Secondo lo scenario previsto, non si escludono frane superficiali, colate rapide di fango e detriti, instabilità dei versanti e caduta di massi, fenomeni che potrebbero verificarsi anche in assenza di nuove precipitazioni.
La causa principale è la saturazione dei suoli e la fragilità delle condizioni idrogeologiche, già compromesse dalle piogge precedenti.
Sono inoltre attesi ruscellamenti intensi e innalzamenti dei livelli idrometrici dei corsi d’acqua minori, con rischio di allagamenti localizzati, soprattutto in corrispondenza di tombature, restringimenti e occlusioni delle reti di drenaggio.
Particolare attenzione viene rivolta anche ai temporali di forte intensità, che potrebbero rendere i fenomeni improvvisi e più violenti.
Non si escludono raffiche di vento, grandinate e fulminazioni, con possibili danni a coperture, strutture provvisorie, colture agricole e automezzi, oltre a disagi alla viabilità causati dalla caduta di alberi o materiali.

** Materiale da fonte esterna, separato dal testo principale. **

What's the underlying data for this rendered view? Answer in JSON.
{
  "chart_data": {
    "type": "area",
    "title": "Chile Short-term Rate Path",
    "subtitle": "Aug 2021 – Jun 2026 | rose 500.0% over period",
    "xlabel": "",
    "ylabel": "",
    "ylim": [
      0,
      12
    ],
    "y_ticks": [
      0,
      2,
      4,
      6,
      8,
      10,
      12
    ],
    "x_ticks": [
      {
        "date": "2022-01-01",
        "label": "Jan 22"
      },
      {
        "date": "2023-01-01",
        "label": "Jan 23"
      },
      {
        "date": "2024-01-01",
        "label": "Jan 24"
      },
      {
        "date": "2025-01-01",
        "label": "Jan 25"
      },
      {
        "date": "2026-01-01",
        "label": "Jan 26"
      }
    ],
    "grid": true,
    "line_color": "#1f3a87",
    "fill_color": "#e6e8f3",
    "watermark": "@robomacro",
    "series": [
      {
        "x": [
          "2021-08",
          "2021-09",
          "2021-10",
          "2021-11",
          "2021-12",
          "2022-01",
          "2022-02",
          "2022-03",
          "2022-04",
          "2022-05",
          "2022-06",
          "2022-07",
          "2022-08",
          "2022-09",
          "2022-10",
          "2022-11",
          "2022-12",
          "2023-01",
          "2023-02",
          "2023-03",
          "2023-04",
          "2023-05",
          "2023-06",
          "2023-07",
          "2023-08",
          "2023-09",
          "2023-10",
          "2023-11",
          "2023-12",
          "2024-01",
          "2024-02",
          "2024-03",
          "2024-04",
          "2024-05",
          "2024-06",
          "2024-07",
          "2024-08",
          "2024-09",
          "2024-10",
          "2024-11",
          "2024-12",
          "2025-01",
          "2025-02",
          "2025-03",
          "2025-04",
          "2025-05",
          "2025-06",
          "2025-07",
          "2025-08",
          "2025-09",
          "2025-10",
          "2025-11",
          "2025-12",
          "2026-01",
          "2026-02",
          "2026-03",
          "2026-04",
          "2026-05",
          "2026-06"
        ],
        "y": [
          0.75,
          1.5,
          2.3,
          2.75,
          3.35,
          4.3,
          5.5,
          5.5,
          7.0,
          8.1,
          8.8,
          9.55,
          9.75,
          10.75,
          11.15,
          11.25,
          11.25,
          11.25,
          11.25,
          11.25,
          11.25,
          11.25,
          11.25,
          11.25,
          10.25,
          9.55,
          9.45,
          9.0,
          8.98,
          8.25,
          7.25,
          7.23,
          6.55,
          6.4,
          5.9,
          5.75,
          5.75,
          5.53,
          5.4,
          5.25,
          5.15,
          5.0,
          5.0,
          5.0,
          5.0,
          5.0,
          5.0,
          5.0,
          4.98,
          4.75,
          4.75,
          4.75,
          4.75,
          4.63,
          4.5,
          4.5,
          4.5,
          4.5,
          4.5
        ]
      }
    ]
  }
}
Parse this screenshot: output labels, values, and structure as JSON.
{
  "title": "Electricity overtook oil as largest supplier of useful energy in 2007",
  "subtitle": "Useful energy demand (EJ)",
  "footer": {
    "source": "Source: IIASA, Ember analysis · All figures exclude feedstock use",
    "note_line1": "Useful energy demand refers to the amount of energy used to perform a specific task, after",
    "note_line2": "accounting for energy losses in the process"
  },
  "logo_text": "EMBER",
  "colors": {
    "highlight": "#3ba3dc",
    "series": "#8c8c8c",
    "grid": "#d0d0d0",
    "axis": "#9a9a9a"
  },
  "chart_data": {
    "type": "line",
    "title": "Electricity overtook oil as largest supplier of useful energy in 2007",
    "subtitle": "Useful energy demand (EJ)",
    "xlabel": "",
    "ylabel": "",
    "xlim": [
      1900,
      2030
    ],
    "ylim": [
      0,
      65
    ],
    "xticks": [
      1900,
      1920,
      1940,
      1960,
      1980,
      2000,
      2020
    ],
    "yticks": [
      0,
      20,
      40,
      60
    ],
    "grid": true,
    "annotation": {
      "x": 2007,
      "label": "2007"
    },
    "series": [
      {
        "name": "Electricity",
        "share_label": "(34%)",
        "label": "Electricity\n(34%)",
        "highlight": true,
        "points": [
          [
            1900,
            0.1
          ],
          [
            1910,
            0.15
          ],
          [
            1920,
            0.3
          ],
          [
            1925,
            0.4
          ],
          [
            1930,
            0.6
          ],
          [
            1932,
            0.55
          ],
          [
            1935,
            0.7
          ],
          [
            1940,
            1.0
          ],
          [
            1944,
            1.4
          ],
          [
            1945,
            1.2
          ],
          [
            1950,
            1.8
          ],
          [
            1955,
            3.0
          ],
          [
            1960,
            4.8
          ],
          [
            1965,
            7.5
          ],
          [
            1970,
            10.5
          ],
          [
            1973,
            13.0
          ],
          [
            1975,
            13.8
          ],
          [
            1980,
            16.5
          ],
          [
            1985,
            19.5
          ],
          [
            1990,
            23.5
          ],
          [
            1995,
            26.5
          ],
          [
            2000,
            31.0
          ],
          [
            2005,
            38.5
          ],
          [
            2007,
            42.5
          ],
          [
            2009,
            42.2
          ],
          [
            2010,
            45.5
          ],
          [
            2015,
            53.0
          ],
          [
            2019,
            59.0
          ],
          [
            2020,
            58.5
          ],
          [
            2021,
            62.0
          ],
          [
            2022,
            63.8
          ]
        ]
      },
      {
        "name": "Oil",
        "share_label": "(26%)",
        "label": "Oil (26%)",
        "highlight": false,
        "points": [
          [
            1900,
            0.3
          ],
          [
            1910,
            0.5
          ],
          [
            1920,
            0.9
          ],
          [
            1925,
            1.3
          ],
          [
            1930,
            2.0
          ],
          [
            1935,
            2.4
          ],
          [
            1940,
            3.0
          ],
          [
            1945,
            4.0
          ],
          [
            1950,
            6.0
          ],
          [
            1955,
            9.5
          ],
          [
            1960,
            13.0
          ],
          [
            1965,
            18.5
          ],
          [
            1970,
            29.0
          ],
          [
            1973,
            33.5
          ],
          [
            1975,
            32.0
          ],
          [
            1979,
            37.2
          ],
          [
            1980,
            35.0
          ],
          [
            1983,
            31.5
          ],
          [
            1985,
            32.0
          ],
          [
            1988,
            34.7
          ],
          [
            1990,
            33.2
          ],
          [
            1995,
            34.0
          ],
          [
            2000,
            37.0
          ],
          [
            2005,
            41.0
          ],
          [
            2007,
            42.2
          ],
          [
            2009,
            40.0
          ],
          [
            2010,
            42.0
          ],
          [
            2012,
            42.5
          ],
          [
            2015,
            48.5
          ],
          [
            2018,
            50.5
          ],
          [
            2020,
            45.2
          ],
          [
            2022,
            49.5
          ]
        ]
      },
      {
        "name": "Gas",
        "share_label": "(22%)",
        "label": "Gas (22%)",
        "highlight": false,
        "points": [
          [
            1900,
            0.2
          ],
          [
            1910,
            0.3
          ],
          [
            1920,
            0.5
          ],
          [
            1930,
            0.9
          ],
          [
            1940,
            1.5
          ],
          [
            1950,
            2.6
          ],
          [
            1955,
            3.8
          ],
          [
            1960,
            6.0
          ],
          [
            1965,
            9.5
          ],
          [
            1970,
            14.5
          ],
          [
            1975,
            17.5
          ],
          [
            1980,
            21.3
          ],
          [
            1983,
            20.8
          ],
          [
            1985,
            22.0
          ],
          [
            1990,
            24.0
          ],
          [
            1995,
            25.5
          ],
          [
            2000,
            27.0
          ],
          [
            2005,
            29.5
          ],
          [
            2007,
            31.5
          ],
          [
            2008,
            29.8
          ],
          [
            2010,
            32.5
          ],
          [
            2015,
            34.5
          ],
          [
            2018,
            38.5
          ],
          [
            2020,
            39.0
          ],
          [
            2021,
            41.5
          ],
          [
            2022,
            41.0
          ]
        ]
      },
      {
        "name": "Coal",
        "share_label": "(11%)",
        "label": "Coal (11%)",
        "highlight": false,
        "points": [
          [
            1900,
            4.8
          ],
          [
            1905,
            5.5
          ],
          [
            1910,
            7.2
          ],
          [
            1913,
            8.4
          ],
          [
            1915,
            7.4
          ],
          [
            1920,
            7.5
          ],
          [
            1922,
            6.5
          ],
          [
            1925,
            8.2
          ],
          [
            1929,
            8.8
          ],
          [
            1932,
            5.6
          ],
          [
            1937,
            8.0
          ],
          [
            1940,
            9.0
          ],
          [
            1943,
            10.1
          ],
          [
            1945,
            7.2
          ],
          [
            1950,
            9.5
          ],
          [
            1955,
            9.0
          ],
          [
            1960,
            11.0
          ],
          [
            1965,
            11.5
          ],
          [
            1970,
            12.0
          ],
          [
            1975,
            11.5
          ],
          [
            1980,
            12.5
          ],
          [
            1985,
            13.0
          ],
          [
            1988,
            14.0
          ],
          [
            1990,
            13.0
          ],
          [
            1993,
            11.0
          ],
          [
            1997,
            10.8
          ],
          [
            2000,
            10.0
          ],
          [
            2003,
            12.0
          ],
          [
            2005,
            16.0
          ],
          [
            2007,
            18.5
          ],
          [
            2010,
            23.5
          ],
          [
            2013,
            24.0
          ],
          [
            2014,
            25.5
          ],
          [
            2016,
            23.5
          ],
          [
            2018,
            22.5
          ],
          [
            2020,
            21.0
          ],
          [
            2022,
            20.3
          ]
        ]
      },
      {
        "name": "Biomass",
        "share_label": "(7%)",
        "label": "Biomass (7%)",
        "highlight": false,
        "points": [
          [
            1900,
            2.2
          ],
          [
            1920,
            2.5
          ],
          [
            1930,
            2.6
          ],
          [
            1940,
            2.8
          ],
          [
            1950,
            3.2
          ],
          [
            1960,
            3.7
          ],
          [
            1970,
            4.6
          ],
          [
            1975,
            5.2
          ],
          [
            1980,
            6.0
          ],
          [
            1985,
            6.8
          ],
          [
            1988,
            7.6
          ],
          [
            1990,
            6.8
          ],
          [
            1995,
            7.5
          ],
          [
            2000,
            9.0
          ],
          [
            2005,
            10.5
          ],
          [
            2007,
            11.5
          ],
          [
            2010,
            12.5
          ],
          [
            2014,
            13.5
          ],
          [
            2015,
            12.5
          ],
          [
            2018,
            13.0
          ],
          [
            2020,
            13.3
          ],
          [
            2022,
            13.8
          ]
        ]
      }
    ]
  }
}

Sul fronte idraulico, si segnalano possibili innalzamenti dei livelli dei corsi d’acqua maggiori, con rischio di inondazione delle aree golenali, erosione delle sponde e occlusione delle luci dei ponti. Anche il semplice deflusso delle acque, senza ulteriori precipitazioni, potrebbe generare nuove criticità.
Le autorità invitano la popolazione alla massima prudenza, raccomandando di evitare spostamenti non necessari nelle zone più esposte, di prestare attenzione in prossimità di corsi d’acqua, pendii e aree depresse e di seguire costantemente gli aggiornamenti ufficiali diffusi dalla Protezione Civile.